Simon comprit qu’il pouvait répondre non et qu’il serait cru : l’égalité militaire est une apparence au nom de laquelle on pardonne d’abord à la discipline ses excès, parce qu’on croit qu’on est au moins logé à la même enseigne que tous les autres, mais ces illusions ne résistent pas à trois mois de caserne. Simon sentit au ton de ses officiers que les complicités sociales étaient capables de tenir en échec toutes les lois écrites de l’armée. Il devina qu’ils raisonneraient comme des confesseurs ou comme des lecteurs de romans policiers, et qu’il pouvait sans doute les duper.

Le silence lui semblait un devoir évident : il n’était pas question de trahir Rosenthal. Il ne se trouvait pas sublime, il était toujours au lycée où l’on ne dénonce jamais. Il avait un peu peur qu’on ne découvrît son ancienne amitié avec Bernard et qu’on ne remontât par là à quelque groupe révolutionnaire ; il avait tort de s’inquiéter, l’enquête menée par les moyens militaires n’avait rien donné ; on avait seulement appris qu’il ne se mêlait pas de politique, n’avait pas de relations suspectes, de besoins d’argent. L’adjudant Giudici n’avait rien dit des fréquentations singulières où il avait lui-même engagé Simon.

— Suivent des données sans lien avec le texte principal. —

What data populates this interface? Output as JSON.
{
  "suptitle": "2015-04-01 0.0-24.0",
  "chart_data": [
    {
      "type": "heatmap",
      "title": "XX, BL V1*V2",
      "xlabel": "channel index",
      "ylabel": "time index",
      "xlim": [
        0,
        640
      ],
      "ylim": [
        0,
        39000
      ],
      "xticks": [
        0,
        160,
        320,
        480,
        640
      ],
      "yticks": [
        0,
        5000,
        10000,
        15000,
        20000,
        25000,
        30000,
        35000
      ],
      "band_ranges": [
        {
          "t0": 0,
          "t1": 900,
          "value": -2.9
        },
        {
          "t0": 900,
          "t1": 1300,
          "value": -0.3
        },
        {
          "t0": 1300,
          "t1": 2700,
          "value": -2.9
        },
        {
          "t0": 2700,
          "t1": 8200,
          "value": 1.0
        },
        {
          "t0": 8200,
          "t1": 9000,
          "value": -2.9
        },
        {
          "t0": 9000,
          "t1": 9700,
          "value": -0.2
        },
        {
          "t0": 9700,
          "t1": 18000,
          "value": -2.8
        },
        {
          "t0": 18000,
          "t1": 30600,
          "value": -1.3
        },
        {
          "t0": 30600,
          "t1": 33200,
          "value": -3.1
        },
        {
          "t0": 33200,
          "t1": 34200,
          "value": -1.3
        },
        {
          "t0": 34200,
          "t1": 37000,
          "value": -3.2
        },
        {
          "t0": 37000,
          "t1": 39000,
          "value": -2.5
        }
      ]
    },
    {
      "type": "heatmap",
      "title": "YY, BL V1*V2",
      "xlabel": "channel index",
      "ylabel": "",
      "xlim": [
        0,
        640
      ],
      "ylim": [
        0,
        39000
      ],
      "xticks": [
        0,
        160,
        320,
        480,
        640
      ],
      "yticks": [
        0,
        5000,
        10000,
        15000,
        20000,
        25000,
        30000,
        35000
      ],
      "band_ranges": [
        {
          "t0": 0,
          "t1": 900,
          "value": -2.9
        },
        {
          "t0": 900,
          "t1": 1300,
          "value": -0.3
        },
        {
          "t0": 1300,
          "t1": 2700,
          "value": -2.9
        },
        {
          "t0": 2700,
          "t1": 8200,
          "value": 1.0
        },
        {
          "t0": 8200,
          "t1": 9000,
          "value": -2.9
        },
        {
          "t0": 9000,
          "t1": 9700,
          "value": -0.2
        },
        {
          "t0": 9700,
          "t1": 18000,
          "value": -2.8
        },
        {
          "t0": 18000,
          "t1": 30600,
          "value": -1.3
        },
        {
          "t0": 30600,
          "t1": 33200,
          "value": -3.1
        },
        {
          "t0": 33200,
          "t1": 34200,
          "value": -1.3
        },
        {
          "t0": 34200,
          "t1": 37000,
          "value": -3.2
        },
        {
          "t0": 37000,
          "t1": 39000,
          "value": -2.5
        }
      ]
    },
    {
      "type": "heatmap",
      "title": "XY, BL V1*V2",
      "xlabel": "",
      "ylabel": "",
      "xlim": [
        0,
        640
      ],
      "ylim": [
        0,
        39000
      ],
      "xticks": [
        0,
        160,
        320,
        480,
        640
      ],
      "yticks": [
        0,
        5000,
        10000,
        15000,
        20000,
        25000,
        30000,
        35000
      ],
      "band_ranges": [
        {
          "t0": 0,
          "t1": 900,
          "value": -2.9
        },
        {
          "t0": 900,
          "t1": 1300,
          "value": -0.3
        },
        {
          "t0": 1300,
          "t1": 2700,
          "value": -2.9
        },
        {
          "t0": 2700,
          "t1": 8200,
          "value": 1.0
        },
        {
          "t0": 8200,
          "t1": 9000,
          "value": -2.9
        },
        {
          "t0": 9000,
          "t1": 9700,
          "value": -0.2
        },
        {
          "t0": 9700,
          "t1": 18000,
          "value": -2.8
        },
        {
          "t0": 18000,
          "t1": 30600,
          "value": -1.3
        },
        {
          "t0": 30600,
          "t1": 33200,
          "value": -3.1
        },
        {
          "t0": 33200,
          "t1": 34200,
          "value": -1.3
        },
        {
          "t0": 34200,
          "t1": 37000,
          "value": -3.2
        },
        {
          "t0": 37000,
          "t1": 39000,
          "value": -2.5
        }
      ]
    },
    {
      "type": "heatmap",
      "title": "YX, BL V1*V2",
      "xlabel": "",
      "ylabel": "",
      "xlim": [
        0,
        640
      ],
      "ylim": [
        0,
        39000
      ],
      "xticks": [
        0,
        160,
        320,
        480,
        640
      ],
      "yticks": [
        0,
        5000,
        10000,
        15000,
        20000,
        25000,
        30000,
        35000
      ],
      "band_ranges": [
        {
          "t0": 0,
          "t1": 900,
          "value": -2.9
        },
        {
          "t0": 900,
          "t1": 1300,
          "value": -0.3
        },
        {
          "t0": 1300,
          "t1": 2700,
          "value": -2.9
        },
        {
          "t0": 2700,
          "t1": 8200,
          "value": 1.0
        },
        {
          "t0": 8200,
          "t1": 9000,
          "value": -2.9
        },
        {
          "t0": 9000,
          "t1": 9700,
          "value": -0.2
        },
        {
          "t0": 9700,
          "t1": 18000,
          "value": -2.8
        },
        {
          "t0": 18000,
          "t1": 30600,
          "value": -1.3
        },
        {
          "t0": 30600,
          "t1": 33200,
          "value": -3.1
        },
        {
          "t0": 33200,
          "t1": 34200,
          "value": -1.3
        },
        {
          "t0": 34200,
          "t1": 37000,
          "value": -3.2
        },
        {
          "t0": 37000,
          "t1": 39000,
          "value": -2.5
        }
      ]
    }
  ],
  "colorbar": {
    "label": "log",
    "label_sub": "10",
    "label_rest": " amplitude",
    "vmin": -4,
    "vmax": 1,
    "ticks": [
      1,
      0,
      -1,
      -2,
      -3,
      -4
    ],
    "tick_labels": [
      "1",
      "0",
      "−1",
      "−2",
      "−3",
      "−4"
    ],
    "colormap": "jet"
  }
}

Les renseignements parvenus à la caserne ne parlaient que de ses vertus.

Simon se risqua enfin, en se disant que sa version allait paraître un peu grosse : il expliqua au colonel que sa curiosité des choses militaires était vive et qu’il n’avait pu résister à la tentation de jeter un regard sur les plans qu’il avait pour mission de protéger ; le voisinage de ces documents lui avait suggéré le dessein de composer un roman d’anticipation pour lequel il prenait des notes au moment où le chef de bataillon l’avait surpris ; il était désespéré de cet enfantillage dont il n’avait pas mesuré la portée.

— Mais alors, s’écria le colonel, pourquoi n’avez-vous pas parlé plus tôt ? Votre silence permettait toutes les hypothèses !

Simon qui venait de surprendre le regard que le commandant Sartre avait échangé avec le colonel, se dit que c’était gagné. Cette explication qui eût paru absurde chez un soldat d’une autre origine leur paraissait en effet acceptable.